Cortan el cuello de cisne de María Antonieta, empalan a los aristócratas; luego,
los nuevos aristócratas empalan a los sans culottes, lavan la hoja de acero
sagrado con sangre diaria e hirviendo.
Fui a ver a mi amada en St. James Infirmary, estaba echada en una camilla de tanto por cuanto, fría. Madre, he de ser otro, lo juro. Pásame un poco de ese rye porque debemos beber el blues. Qué nos queda. Cantamos en colectivo, amarrados en cadena los pies; los grillos fabrican melodía, suenan en orquesta. Mi gordo amigo Roselle Houston me decía: Claudio, funky motherfucker, you got to get some pussy. Cantaba viejas canciones de Carolina del Sur. El bucolismo lo rompía el látigo. Chas chas de la sangre.
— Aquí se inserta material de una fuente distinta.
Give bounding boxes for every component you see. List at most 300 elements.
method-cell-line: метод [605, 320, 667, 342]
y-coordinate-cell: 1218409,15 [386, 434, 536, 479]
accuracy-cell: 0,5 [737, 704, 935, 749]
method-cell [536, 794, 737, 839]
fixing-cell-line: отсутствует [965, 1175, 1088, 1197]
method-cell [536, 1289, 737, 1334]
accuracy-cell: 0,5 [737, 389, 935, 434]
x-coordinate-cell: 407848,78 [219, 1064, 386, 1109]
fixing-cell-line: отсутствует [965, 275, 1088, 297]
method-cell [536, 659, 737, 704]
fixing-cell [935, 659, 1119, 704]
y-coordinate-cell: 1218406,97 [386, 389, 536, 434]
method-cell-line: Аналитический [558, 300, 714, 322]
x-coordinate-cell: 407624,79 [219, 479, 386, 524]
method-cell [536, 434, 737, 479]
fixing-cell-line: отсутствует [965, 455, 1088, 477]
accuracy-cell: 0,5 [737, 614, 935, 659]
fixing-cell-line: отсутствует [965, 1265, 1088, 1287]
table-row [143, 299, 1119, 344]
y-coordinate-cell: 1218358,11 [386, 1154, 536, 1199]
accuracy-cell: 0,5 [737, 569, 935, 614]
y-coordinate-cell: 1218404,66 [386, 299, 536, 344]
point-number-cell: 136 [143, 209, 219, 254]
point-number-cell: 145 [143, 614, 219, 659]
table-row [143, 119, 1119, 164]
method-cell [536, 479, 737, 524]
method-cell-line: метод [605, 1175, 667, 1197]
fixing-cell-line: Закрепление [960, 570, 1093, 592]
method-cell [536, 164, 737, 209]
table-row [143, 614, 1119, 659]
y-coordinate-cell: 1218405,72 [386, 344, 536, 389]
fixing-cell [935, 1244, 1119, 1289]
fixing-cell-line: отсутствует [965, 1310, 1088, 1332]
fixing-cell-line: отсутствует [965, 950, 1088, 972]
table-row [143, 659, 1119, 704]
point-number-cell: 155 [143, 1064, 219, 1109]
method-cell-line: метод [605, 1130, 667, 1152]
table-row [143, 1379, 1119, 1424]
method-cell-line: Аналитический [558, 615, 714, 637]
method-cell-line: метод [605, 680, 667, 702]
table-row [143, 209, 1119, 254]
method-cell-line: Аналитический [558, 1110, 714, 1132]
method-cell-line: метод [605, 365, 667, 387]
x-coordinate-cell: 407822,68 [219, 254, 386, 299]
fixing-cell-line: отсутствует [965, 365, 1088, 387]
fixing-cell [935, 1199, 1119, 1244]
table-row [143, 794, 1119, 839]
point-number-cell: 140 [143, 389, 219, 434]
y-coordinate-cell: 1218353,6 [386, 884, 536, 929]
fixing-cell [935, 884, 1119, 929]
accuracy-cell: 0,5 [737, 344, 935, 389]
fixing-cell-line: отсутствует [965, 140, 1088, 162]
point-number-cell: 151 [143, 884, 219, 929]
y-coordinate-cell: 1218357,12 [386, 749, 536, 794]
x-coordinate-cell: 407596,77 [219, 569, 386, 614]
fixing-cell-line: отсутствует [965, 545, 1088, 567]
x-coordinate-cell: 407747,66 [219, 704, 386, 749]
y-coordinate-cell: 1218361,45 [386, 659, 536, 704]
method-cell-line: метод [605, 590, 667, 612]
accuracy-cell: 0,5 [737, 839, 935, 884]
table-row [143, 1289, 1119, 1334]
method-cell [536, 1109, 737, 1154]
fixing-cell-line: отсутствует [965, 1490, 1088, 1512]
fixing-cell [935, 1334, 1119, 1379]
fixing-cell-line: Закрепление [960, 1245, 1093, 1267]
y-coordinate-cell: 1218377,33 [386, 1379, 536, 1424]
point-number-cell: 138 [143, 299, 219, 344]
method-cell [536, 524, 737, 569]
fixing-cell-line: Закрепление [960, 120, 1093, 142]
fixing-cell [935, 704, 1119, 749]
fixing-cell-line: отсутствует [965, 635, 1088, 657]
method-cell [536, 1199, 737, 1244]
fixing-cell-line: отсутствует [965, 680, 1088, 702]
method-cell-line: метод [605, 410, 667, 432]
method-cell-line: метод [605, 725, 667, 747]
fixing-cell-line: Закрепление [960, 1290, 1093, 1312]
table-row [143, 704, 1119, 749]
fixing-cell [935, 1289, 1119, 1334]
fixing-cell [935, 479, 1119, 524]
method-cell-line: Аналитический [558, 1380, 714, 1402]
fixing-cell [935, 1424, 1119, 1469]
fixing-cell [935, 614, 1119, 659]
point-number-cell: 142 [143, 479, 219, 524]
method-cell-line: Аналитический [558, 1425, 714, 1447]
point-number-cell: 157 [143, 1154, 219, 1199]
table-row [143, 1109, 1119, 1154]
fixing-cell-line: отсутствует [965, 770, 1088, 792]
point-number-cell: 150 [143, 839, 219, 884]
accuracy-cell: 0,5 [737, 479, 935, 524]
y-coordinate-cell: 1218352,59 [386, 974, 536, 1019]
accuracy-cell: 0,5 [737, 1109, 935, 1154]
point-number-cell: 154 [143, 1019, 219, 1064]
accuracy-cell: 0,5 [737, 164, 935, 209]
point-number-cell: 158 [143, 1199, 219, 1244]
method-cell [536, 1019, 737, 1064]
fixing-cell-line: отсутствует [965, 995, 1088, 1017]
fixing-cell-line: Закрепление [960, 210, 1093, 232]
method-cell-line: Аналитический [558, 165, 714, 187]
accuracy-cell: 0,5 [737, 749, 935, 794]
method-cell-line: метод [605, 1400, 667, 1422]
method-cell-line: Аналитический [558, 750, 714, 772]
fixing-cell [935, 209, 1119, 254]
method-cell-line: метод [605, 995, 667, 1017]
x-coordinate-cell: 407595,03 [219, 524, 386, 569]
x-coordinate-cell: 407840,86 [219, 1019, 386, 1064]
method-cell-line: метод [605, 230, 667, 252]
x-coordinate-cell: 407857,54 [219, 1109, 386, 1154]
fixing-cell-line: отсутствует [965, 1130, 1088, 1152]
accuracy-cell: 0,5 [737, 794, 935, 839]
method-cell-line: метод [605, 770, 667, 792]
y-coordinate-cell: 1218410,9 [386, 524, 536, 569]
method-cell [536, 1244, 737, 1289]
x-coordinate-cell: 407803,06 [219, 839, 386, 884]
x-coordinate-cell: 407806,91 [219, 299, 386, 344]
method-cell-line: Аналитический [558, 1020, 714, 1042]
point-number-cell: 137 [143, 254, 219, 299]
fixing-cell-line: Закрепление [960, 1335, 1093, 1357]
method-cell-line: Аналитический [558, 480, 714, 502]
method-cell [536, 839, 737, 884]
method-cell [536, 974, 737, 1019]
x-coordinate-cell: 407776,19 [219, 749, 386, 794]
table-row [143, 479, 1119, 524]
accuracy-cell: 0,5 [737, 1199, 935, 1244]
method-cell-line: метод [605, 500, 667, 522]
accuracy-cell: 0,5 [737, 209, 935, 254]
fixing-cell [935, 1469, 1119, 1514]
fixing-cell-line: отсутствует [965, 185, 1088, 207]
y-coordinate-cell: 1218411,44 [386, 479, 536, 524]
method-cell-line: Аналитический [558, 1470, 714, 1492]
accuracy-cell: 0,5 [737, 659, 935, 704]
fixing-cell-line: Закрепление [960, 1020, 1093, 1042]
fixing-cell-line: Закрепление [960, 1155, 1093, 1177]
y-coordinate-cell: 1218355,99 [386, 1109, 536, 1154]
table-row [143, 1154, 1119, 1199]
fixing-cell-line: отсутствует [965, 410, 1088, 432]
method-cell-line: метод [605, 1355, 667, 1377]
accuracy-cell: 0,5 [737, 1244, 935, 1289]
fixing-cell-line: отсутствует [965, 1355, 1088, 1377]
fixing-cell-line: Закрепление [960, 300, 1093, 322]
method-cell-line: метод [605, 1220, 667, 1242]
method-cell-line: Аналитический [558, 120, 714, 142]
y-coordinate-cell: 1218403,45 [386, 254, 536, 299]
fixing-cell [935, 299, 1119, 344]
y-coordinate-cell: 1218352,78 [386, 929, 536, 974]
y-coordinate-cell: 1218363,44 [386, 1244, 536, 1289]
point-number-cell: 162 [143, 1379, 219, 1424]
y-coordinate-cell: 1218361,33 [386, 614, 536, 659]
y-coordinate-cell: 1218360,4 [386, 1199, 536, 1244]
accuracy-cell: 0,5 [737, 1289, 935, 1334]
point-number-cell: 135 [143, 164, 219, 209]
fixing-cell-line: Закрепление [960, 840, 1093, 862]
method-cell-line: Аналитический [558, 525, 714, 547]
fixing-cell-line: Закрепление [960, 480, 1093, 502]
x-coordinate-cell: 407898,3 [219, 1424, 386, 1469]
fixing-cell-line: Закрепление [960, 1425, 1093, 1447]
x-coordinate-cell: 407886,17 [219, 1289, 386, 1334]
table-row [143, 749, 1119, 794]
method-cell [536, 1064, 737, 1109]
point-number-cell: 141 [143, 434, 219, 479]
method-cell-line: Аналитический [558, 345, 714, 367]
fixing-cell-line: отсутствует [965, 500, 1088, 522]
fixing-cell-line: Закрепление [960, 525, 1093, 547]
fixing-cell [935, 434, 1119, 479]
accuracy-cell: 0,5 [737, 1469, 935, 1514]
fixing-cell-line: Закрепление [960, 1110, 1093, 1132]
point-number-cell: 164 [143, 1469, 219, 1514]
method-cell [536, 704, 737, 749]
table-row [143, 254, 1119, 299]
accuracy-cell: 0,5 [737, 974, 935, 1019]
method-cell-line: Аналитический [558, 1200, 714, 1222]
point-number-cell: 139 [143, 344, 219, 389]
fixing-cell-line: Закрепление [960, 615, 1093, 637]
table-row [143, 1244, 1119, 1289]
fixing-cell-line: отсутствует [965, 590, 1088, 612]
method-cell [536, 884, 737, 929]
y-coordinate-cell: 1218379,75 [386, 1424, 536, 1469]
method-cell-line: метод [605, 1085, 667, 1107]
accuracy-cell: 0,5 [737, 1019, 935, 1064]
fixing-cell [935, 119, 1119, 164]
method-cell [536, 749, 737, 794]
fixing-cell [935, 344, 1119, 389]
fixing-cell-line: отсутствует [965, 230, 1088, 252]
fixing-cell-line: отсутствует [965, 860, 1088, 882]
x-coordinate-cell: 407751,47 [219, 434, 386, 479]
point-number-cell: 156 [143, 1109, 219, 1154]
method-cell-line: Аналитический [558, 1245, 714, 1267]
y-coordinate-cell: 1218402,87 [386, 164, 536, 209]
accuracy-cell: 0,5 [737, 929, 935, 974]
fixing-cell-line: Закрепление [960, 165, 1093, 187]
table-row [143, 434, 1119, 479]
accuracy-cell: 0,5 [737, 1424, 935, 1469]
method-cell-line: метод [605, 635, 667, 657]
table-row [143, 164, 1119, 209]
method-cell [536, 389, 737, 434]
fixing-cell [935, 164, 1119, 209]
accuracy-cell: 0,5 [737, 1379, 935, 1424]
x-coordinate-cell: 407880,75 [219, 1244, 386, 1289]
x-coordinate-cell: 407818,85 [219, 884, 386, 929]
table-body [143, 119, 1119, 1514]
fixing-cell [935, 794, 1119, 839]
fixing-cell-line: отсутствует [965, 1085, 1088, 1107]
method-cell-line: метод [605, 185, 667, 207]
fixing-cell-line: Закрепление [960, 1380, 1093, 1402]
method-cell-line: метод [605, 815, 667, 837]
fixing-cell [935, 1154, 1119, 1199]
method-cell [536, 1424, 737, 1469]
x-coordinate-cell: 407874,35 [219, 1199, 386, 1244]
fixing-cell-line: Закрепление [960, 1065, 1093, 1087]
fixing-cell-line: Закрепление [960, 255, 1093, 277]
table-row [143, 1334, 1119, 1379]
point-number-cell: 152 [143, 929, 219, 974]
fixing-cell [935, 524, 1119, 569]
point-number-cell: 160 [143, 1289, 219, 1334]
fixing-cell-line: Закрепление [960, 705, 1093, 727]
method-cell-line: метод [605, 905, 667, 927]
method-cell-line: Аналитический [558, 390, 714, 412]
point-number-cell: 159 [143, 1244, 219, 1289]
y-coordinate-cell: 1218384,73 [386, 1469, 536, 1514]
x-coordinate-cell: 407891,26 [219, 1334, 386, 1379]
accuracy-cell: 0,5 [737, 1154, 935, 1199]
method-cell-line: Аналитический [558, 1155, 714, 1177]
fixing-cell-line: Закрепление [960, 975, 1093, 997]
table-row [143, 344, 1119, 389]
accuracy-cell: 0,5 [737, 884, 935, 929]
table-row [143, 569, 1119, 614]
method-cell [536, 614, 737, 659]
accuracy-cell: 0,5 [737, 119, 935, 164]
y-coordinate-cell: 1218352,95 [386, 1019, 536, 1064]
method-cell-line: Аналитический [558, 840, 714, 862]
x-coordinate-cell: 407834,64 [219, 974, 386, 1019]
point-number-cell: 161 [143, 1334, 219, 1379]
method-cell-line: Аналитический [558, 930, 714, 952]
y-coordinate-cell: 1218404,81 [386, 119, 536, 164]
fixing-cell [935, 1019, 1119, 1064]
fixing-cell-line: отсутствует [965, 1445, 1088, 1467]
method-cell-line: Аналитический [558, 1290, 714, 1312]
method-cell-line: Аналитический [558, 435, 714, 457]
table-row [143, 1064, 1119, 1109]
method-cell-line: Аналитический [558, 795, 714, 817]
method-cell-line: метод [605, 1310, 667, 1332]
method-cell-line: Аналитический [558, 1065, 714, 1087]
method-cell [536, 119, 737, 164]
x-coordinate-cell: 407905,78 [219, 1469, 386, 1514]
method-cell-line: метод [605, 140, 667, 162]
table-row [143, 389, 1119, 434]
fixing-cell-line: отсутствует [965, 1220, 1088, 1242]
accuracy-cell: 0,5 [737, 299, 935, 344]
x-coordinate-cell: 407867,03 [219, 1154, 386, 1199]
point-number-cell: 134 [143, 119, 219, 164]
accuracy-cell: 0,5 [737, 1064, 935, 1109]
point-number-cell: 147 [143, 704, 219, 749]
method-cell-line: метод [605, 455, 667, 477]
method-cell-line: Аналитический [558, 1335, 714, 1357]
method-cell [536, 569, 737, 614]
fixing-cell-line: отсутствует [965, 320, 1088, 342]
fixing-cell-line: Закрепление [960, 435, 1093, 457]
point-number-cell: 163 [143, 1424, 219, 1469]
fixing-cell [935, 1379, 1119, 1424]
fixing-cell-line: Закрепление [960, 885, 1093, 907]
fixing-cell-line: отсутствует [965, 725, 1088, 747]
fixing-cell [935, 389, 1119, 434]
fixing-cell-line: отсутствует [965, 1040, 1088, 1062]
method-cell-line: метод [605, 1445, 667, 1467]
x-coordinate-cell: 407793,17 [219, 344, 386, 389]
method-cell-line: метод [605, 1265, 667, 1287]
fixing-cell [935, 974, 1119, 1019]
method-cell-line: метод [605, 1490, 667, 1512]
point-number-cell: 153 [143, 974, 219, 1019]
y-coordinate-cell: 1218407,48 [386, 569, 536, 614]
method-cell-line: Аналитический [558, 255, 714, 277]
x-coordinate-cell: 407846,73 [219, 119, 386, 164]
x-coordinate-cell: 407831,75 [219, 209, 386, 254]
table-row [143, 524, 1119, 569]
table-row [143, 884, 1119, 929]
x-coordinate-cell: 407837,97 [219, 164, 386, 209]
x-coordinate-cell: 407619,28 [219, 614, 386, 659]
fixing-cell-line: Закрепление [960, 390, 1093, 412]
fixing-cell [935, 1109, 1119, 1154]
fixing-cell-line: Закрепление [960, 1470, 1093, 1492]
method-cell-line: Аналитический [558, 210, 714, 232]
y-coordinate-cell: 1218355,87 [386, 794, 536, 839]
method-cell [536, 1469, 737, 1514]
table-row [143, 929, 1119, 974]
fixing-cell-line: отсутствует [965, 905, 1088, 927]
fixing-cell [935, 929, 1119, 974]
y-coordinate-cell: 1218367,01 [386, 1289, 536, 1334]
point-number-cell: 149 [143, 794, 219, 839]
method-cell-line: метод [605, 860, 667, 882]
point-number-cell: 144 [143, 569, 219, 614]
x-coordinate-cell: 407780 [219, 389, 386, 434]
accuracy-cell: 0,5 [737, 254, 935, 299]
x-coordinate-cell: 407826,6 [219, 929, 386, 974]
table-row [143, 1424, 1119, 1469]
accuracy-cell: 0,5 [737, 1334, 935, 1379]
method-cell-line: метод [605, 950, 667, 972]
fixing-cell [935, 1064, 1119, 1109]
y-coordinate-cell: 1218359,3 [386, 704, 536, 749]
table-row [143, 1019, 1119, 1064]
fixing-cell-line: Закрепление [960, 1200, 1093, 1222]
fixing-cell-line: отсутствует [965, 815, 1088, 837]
Cuando me acostaba y el aire se invadía de aquel dulce
olor de melaza de su entrepierna, gozaba, permitía que la noche se escanciara
sobre su espalda. Podía ver sus ojos mientras contemplaba estrellas. No deseo
más que aquello, ese instante en que la muerte eyacula un verso de Leonard Cohen,
donde no existe poder, ni trabajo, solo el batallar de tus muslos, el jadeo de
la única locomotora que amo, ese que susurra mi nombre o no susurra nada. Cedo
oro y presidencias por tal instante, que las bestias se desvivan por ellos ya
que carecen de todo, no tienen nada. Ni soledad siquiera. Tú, bésame.